Il avait un mal de vivre et vivait de la solitude, ça au moins c,est clair, mais le tout manque de finesse et d'aboutissement. On voit mal son aspect "dépressif", on comprend mal pourquoi du début de sa vie à la fin il a passé pour un incompris et un enfant difficile. Sa psychologie est un vrai mystère et un sacré casse-tête.
Alana et Zoé, les deux filles principales, occupent très peu de place et elles-aussi manquent de finesse psychologique. Zoé est finalement tombée amoureuse d'Evan, on ne sait pas trop pourquoi, mais j'avais l'impression que c'était surtout parce qu'il était dans le décor. Alana prend très...trop...pas mal à coeur toute cette histoire de projet, met le doigt sur un élément super louche ( les e-mails fabriqués et leurs incohérences) et ne s'en préoccupe pas plus au final - c'est commode pour Evan. Des personnages secondaires qui se comportent en personnes tertiaires, je trouve.
Plus j'en écris sur ce roman, plus je constate que mon enthousiasme du départ vient de prendre un sacré coup. Je l'avais même présenté à des bibliothécaires aujourd'hui et ce furent elles qui m'apprirent les différentes critiques négatives sur ce roman. Finalement, avec du recul, je constate qu'il y a beaucoup de vrai. Cependant, tout n'est pas à jeter.
On voulait parler de la solitude chez les jeunes, c'est le cas. On voulait parler d'anxiété, partiellement vrai, mais c,est aussi là. On a voulu parler de mensonge, oh là, on est en Cadillac, les amis! On a couvert plusieurs aspects de la vie adolescente également, même si c'est resté en surface.
Parmi les éléments positifs je retiens: une maman, celle d'Evan, qui fait son gros possible pour élever son garçon toute seule et qui a tout-de-même plus de jugeote que les autres adultes dans le roman. Elle aime sincèrement son fils et ça c'est sans aucun doute un bien très précieux pour un enfant que d'être aimé inconditionnellement. Je retiens que nous avons un rôle collectif à jouer pour soutenir les plus vulnérables d'entre nous. Je retiens aussi que les réseau sociaux sont à double sens: ils permettent de contrer partiellement la solitude, mais c'est aussi un terrain propice à chercher de l'attention. Je pense notamment à cette fille au début, qui ne connaissait même pas Connor et qui disait être "super triste"suite à son suicide. La fausse sympathie, c'est une recherche d'attention. J'en retiens globalement qu'on fait des erreurs et qu'il n'y a pas de miracles: il faut apprendre à se parler et à être son propre allié.
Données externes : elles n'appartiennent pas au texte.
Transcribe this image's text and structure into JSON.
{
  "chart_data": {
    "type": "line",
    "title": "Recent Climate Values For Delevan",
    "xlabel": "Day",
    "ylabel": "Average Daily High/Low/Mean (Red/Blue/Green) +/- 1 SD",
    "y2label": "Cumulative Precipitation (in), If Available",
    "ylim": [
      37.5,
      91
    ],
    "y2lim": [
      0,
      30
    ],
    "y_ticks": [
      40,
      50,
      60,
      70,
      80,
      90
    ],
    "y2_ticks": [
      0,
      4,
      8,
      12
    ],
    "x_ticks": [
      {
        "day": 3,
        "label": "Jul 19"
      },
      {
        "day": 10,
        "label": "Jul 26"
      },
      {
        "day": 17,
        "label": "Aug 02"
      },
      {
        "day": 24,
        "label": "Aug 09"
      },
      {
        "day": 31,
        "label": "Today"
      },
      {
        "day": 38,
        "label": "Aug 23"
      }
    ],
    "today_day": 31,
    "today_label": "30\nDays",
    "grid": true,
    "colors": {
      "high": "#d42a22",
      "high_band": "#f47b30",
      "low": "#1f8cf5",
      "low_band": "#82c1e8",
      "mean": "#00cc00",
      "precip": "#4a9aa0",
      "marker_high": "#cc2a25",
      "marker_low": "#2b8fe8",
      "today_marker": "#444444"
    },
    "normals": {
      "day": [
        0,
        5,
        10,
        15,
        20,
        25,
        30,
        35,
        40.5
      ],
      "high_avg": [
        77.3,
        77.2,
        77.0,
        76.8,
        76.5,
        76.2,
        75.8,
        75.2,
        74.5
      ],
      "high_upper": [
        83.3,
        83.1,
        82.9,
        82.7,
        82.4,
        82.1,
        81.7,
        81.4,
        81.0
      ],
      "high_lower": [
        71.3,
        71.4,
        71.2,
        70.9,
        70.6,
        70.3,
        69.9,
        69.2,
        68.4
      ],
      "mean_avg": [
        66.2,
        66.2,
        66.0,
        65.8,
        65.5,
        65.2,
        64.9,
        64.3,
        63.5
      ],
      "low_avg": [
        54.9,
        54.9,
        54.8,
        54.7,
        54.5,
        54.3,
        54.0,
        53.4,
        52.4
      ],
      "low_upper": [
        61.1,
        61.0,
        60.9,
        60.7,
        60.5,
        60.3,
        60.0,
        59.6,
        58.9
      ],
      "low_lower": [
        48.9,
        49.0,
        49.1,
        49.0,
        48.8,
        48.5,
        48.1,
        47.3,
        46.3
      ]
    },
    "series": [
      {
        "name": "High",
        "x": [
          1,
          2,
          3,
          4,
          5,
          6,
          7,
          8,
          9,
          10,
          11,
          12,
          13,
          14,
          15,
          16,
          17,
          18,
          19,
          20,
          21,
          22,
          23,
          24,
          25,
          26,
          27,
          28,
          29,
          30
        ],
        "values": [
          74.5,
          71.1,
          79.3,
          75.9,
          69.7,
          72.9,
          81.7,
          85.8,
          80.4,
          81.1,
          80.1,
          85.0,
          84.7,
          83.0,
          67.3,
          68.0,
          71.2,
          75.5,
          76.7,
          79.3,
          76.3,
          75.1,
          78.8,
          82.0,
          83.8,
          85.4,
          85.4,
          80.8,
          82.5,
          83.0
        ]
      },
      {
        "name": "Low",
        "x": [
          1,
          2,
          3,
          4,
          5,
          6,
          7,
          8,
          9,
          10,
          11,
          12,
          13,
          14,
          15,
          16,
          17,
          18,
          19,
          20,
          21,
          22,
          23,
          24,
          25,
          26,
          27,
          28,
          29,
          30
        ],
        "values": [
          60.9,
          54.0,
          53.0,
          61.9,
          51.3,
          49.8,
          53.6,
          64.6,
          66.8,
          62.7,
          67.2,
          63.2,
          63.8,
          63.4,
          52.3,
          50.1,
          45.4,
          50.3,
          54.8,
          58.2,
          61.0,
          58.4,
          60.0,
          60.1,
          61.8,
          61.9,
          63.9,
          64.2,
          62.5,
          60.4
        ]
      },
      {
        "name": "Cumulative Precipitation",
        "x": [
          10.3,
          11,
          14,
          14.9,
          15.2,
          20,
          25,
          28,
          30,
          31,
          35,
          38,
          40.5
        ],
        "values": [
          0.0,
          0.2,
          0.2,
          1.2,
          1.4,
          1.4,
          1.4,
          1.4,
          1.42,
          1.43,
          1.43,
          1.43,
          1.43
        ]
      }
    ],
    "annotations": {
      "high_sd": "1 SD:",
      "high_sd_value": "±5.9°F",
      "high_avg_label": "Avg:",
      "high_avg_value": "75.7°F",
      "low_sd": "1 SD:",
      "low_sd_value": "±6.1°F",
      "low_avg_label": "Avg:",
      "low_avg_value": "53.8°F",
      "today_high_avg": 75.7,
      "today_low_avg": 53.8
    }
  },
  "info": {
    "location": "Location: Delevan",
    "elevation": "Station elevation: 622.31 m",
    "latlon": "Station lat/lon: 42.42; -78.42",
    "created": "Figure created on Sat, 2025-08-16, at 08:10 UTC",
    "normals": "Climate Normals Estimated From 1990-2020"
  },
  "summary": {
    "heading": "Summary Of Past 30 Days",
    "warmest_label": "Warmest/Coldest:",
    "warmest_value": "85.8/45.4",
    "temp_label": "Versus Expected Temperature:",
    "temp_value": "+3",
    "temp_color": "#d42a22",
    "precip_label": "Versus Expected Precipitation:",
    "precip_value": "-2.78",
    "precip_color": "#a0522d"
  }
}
Sinon, côté écriture, ça se lit tout seul. Les pages avec les commentaires dispersés sur trois pages est intéressante.
Pour conclure, je dirais qu'on a voulu bien faire, mais qu'on a peut-être mal fait, au final. Partant de bonnes intentions, on s'est peut-être emmêler les pinceaux et mit de l'accent sur des broutilles au détriment des trucs vraiment importants. Je ne peux pas dire que les personnages sont attachants - surtout Jared, drôle d'oiseau pas sympathique celui-là!. Même Evan, qui a une étrange façon d'être extrêmement autocritique ( voir même sadique envers lui-même) tout en servant des mensonges élaborés, je ne vois pas de qualités à aimer en lui. Bref, un drôle de roman qui, je le constate, a reçu un accueil qui ne fait pas consensus. Je ne regrette pas de l'avoir lu, mais je suis déçu qu'au final, il ne reste pas grand chose pour le défendre.
Le genre de roman qui serait intéressant à mettre au centre d'un débat.